Tu et al. used resting state functional magnetic resonance imaging with regional homogeneity (ReHo) analysis to investigate changes in spontaneous brain activity of patients with hemifacial spasm HFS and to determine the relationship of these functional changes with clinical features. Thirty patients with HFS and 33 age-, sex-, and education-matched healthy controls were included in this study. Compared with controls, HFS patients had significantly decreased ReHo values in left middle frontal gyrus (MFG), left medial cingulate cortex (MCC), left lingual gyrus, right superior temporal gyrus (STG) and right precuneus; and increased ReHo values in left precentral gyrus, anterior cingulate cortex (ACC), right brainstem, and right cerebellum. Furthermore, the mean ReHo value in brainstem showed a positive correlation with the spasm severity (r = 0.404, p = 0.027), and the mean ReHo value in MFG was inversely related with spasm severity in HFS group (r = -0.398, p = 0.028). This study reveals that HFS is associated with abnormal spontaneous brain activity in brain regions most involved in motor control and blinking movement. The disturbances of spontaneous brain activity reflected by ReHo measurements may provide insights into the neurological pathophysiology of HFS. 3).
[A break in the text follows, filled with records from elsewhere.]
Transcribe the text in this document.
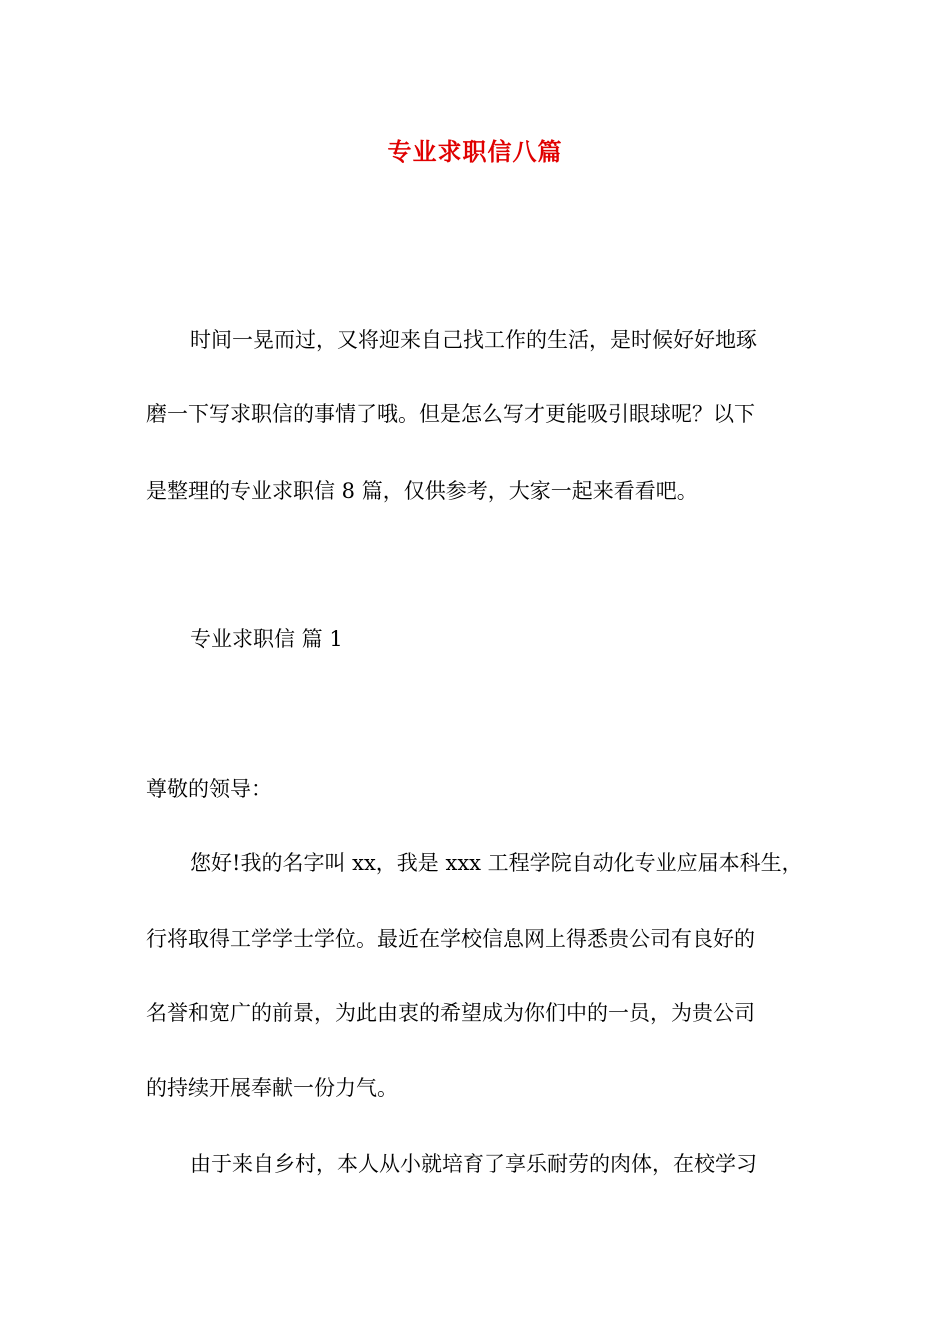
专业求职信八篇
时间一晃而过，又将迎来自己找工作的生活，是时候好好地琢
磨一下写求职信的事情了哦。但是怎么写才更能吸引眼球呢？以下
是整理的专业求职信 8 篇，仅供参考，大家一起来看看吧。
专业求职信 篇 1
尊敬的领导：
您好!我的名字叫 xx，我是 xxx 工程学院自动化专业应届本科生，
行将取得工学学士学位。最近在学校信息网上得悉贵公司有良好的
名誉和宽广的前景，为此由衷的希望成为你们中的一员，为贵公司
的持续开展奉献一份力气。
由于来自乡村，本人从小就培育了享乐耐劳的肉体，在校学习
Abnormal lateral spread response (LSR) is a typical finding in facial electromyography (EMG) in patients with hemifacial spasm (HFS). Although intraoperative monitoring of LSR has been widely used during microvascular decompression (MVD), the prognostic value of this monitoring is still debated.
As a treatment for HFS, microsurgical decompression and botulinum toxin injection have been shown to be highly successful. Anticonvulsant drugs relieve HFS in some patients; however, the use of such drugs is limited owing to their side effects, predominantly in elderly patients.
Botulinum toxin can be useful by alleviating the symptoms, but the effects are inconstant and only transient.
Although intraoperative EMG monitoring during Microvascular decompression for hemifacial spasm was beneficial for identifying the offending vessel and suggesting the most appropriate surgical end point, loss of LSR did not always correlate with long-term HFS treatment outcome. Because the HFS cure rate improved over time, revision might be considered for persistent LSR when follow-up has been performed for more than 1 year and the spasm remains despite adequate decompression 4).